Economic network

Missoula planners consider locations and power federal electric vehicle charging network

An electric vehicle charges in a parking lot in downtown Missoula. (Current Marting Kidston/Missoula file)

When the railroad pushed west in the 19th century, it created booming cities overnight and a new mode of travel to once-distant lands. As the country invests in an electric vehicle charging system, it could have a similar grip on some corridors and towns along the route.

Members of the Missoula Transportation Technical Advisory Committee this week began reviewing the federal government’s $7.5 billion to build this network of electric vehicle charging stations.

Montana will receive $43 million over the next five years to support the construction of convenient, fair and affordable charging stations. He is due to submit his Montana Alternative Fuel Corridor plan later this summer.

“These funds can only be used on EV corridors designated by the Federal Highway Administration,” said Jon Sand, deputy city planner. “This program is also going to focus on rural areas, which is exciting for us here in Montana.”

While some program details remain unknown, recommended federal highway corridors in Montana include both I-90 and I-15, as well as Highway 92 and Highway 2 through the Hi-Line. .

The corridor network lacks other routes taken, including Highway 200 and Highway 12. Local transportation boards may recommend that the state also consider other routes to ensure they can adapt to the future of electric transport.

Montana’s Proposed Alternative Fuels Corridor.

“We’re leaving the entire Highway 83 corridor, which is a huge tourist corridor,” said Sarah Coefield, member of the transportation committee. “There is a Tesla station at Seeley Lake, but I don’t know if it’s an all-electric charging station. If the state is not interested in moving away from the highway, then we should do what we can in Missoula County.

According to federal program guidelines, charging stations must be located within one mile of the designated federal highway corridor and accessible to the public 24 hours a day, seven days a week.

They must also sit within a quarter mile of “amenities”, which have not been defined. Under these guidelines, most of the city of Missoula is covered and therefore will benefit from the federal program and its investment in an electric vehicle system.

But a small segment of the city still lies outside the guidelines, including parts of Brooks and Orange streets in Midtown.

“One of the things we would like to think about, do we want to develop a local rollout plan for Missoula and the greater urban area?” said Aaron Wilson, the city’s transportation planner. “There are a lot of potential benefits to that, having a good conversation locally.”

Although the Montana Alternative Fuel Corridor has been loosely defined, the exact location of the charging stations has not been identified. Under the federal program, stations must have 150 kW of power for each charger and a minimum of four chargers.

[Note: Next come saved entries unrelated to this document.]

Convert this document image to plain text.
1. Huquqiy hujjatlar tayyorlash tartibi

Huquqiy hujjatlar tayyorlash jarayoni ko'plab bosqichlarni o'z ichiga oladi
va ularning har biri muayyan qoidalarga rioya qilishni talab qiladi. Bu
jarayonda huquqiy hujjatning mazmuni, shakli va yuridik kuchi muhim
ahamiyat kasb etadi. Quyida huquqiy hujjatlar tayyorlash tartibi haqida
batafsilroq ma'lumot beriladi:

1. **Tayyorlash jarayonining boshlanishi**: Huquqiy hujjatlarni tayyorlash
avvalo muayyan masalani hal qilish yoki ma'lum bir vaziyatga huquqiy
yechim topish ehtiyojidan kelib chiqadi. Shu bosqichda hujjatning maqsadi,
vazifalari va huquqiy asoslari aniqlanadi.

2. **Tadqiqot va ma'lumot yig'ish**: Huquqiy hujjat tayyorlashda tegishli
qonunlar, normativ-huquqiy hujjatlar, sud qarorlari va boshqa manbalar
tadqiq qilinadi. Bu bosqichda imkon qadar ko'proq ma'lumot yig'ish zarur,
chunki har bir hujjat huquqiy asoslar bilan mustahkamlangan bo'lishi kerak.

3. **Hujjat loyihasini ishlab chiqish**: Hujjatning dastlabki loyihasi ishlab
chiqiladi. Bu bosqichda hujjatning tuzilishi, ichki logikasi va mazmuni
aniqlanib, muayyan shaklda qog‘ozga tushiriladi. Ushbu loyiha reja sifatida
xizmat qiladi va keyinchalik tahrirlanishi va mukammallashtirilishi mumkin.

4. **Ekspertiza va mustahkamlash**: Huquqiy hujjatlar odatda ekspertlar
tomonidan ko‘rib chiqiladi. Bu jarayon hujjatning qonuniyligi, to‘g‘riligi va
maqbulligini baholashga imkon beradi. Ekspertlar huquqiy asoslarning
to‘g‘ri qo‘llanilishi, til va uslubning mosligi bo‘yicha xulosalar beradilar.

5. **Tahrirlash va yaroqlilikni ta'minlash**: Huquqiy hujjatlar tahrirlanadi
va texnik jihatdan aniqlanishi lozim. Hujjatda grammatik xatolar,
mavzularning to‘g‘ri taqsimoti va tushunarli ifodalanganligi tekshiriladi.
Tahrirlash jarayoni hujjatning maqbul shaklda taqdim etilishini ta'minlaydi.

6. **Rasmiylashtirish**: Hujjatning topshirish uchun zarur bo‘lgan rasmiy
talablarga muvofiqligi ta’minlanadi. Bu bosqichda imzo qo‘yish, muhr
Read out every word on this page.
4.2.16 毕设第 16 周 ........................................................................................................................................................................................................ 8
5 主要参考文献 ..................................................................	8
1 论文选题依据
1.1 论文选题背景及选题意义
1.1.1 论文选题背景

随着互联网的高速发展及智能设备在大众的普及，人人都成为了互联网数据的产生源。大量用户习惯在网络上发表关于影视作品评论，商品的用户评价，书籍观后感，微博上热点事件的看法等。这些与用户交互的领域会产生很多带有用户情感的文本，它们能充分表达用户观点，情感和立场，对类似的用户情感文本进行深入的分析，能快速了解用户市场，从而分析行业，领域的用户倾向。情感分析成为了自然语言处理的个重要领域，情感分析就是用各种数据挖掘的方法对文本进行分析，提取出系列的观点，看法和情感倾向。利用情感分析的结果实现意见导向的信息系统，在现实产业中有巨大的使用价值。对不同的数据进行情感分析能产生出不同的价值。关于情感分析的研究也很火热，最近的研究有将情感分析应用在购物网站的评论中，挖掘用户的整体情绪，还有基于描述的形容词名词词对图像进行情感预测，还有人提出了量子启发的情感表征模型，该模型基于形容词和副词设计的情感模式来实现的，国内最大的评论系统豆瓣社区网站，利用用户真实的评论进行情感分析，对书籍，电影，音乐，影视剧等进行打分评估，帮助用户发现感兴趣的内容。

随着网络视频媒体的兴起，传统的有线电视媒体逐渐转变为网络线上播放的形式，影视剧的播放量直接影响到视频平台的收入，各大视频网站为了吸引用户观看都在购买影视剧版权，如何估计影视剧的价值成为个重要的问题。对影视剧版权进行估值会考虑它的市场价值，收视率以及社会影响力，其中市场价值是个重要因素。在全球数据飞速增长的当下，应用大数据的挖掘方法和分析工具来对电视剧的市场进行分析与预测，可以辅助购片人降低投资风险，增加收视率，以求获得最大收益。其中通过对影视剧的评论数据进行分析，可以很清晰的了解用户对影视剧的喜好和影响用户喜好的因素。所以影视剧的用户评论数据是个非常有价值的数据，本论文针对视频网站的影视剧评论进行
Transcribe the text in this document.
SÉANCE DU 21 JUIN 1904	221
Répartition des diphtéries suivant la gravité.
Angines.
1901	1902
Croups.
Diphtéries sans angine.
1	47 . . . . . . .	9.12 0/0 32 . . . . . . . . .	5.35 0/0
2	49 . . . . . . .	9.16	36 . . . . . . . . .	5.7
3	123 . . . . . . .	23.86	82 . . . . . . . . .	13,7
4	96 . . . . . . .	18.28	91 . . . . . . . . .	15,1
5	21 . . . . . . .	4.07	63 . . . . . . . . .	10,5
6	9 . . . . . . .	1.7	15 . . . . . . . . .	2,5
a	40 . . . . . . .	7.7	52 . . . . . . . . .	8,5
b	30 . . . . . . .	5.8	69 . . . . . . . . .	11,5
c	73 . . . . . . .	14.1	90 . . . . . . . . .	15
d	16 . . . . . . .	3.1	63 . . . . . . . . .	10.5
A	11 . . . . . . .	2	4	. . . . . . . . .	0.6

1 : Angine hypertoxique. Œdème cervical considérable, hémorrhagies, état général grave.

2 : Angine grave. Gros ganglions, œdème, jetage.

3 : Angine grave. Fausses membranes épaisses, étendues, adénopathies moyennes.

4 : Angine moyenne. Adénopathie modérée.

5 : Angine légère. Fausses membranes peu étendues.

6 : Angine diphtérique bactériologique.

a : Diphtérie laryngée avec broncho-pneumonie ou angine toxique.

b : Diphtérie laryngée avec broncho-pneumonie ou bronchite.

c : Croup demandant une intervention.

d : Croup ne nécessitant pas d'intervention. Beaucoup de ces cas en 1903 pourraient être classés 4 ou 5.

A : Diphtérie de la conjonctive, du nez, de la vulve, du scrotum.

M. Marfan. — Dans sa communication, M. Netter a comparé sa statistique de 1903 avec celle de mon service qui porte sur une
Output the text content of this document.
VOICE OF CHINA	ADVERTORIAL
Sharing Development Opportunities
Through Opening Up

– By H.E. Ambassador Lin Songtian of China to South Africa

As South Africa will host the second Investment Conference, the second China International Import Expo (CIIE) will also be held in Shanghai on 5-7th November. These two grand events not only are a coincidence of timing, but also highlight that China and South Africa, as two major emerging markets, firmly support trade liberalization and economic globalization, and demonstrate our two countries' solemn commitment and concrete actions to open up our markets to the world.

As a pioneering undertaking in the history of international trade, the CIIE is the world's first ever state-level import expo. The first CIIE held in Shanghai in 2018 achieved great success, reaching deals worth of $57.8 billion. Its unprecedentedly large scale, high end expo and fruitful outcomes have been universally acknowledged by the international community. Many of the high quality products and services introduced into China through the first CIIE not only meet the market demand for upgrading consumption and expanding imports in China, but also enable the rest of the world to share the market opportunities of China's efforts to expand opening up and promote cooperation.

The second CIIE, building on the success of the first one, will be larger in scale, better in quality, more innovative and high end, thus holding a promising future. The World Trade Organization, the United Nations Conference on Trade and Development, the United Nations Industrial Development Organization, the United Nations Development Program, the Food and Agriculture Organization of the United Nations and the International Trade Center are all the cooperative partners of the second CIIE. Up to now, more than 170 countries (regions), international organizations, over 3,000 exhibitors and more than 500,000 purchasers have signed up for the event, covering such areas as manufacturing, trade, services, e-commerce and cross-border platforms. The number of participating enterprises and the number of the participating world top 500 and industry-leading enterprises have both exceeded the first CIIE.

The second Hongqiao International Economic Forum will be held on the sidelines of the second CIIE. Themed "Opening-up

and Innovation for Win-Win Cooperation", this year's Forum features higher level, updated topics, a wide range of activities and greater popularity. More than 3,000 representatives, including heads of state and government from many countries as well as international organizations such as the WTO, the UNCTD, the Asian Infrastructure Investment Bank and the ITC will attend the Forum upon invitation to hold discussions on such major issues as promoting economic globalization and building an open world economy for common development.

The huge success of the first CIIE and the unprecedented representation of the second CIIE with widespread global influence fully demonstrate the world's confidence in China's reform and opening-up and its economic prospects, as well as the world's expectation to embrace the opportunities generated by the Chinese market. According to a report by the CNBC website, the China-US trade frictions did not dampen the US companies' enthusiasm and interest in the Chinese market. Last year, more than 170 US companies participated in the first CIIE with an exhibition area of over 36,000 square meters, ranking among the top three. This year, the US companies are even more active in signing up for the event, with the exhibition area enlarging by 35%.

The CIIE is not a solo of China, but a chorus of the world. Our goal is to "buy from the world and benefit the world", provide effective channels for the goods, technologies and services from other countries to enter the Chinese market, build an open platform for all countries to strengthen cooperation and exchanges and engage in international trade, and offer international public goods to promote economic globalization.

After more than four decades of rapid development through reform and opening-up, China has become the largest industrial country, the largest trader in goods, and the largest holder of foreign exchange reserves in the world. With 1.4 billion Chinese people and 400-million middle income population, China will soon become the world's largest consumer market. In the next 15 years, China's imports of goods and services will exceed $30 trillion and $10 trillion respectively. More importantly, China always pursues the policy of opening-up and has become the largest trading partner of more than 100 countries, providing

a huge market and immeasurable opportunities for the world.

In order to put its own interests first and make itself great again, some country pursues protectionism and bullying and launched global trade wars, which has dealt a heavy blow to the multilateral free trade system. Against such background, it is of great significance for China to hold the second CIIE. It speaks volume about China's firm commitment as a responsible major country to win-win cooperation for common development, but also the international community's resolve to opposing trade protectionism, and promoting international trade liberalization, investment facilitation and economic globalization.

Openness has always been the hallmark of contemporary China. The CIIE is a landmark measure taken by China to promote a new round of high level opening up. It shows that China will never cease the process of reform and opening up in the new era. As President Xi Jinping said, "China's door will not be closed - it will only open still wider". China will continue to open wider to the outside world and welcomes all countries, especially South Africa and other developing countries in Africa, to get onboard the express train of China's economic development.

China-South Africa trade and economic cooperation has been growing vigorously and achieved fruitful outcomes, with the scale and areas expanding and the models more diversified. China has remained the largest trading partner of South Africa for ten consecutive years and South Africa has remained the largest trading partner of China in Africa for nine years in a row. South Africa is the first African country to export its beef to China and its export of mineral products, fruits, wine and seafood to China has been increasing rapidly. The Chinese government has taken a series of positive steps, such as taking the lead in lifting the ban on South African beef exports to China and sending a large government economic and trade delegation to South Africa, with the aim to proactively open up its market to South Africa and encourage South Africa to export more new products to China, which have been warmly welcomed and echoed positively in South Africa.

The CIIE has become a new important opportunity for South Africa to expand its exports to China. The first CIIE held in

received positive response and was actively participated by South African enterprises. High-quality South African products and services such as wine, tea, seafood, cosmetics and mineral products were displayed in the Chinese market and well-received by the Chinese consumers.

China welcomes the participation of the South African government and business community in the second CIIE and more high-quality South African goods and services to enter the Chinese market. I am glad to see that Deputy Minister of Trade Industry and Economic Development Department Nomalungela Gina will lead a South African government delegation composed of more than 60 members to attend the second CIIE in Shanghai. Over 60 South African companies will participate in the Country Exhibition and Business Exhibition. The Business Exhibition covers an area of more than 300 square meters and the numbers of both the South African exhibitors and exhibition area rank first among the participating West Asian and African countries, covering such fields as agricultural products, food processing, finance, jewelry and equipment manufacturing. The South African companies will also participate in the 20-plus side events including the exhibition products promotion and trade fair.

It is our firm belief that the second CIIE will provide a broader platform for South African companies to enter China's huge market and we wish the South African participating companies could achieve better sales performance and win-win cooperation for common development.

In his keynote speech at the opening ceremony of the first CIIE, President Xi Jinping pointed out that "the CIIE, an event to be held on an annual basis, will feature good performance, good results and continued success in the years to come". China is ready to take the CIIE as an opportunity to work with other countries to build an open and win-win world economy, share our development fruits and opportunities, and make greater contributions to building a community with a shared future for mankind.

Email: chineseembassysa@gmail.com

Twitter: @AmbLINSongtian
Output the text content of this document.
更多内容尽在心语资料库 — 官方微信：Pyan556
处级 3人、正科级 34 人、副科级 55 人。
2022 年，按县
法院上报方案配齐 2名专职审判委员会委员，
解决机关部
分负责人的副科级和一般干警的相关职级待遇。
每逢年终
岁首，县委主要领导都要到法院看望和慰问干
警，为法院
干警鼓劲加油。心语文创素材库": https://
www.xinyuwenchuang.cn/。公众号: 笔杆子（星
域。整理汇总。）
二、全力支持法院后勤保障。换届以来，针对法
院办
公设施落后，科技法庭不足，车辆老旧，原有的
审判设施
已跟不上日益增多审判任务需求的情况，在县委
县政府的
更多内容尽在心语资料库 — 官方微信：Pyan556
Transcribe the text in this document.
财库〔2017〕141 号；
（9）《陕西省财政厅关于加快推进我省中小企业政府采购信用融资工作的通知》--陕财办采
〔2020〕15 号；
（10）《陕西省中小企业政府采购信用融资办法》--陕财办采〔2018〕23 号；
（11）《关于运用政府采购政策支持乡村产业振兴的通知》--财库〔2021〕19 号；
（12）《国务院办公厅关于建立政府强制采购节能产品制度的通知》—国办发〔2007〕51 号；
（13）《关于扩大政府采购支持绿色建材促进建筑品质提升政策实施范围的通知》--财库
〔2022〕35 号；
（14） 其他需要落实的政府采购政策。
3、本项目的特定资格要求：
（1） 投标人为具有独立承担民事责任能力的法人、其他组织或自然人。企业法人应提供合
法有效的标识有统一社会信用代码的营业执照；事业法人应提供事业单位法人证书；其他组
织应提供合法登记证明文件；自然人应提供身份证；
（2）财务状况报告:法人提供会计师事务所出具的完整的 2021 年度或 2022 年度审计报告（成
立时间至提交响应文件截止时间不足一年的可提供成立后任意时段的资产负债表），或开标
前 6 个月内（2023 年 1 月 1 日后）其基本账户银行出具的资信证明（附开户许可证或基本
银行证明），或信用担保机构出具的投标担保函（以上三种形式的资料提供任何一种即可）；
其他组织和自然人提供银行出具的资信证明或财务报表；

This will require significant electrical infrastructure, committee members said, and it could add another element to consider when doing other infrastructure projects, including roads, sewers and water.

“At the Metropolitan Planning Organization, we really need to know where these charging stations are going to go,” said Jeremy Keene, director of public works. “Every time we rebuild a street or replace a water pipe, we should think about how we power these charging stations. Having a plan is going to be really helpful for this.

The location of standby charging stations could also impact the construction industry, particularly housing and commerce. Wilson said a resident contacted him last year to purchase an electric vehicle.

However, the individual did not have access to a garage and wanted to install a mapping station on the boulevard, located in the public right-of-way. These issues could become more significant as electric vehicles become more common.

“If you’re building new developments that don’t have EV charging infrastructure, it could become very difficult in the future,” Wilson said. “Thinking of a multi-family or single-family home without a garage, or if we’re using street parking and charging has to be in the right-of-way, that creates a lot of issues, I don’t think. we are prepared. There are a lot of things that we need to seriously think about.

According to federal program guidelines, electric charging stations must be located within one mile of the alternative fuel corridor, which covers most of Missoula, as shown in yellow.

Despite the challenges, new EV corridors and the charging stations therein could bring benefits if properly placed. Unlike gas stations where a vehicle can be refueled in minutes, recharging an electric vehicle takes time depending on the level of charge and the type of charger.

“It’s a great opportunity to look at these locations as economic drivers,” Keene said. “If someone comes to charge their car, if there’s something they can do, whether it’s visit the city center or the mall, there’s a great synergy there and we should try to be strategic in the location of these charging stations.”

Sand said Montana Alternative Fuel Corridor charging stations will include a “CCS Combo” charger, the fastest and most versatile charger available. It provides 480V of direct current.

Currently, vehicles in this class have an electric range of 60 to 80 miles per 20-minute charge. Tesla vehicles have an adapter that can also use the system. But location will be key.

“It seems to me that as far as location goes, it might be worth having a quick chat with Destination Missoula,” said parks manager Donna Gaukler. “A lot of it is longer distance travel, even if it’s local. For me, it would be sporting events, festivals, parks and stores or museums. These are the things you would want to do while you are arrested.

The state must submit its deployment plan by August 1 to the Office of Energy and Transportation to be eligible for funding.